The upcoming release of inflation data could influence policymakers' outlook. However, analysts expect the Fed to hold its "no-rush" attitude towards rate cuts.
Inflation Data and Policy Projections
While the Fed's preferred inflation measure has decreased from its peak, policymakers remain cautious about committing to any cuts until they observe more progress. The upcoming Consumer Price Index (CPI) report, expected to show a modest increase in May, could provide insights into the inflation trajectory.
Market expectations for rate cuts have shifted, with the likelihood of a September rate reduction now less than 51%, according to CME Group's FedWatch Tool.

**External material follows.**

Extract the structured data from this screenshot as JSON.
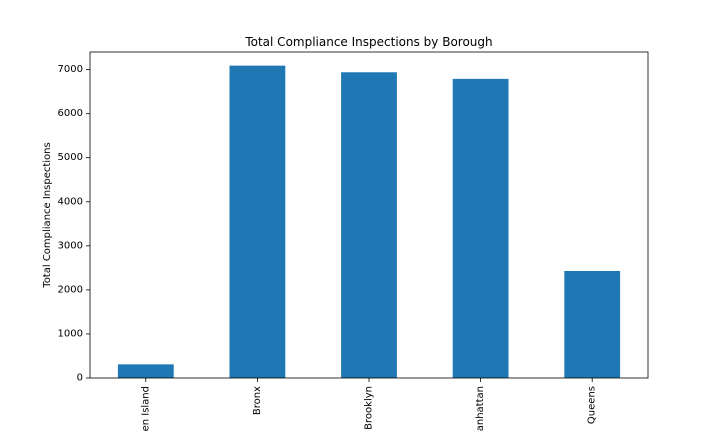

The Fed's "dot plot" projection for the benchmark policy rate is also expected to show fewer rate cuts this year, potentially reflecting the central bank's cautious approach to policy easing amid persistent inflation concerns.
Balancing Inflation and Economic Growth
The Fed faces the challenge of balancing its inflation target with supporting economic growth. While some aspects of inflation, particularly in housing and the broader services sector, remain elevated, policymakers acknowledge the risk of unemployment rising and warranting rate cuts.
The central bank's decision to maintain its current interest rates underscores its commitment to carefully assess economic data and ensure that inflation is on a sustainable path towards its 2% target before considering any policy easing.
Key Points:
Federal Reserve expected to leave interest rates unchanged on Wednesday.
New economic projections suggest fewer rate cuts and delayed policy easing.
Inflation data and Fed's "dot plot" projection will be key indicators.
Central bank aims to balance inflation target with supporting economic growth.
Decision reflects cautious approach amid persistent inflation concerns.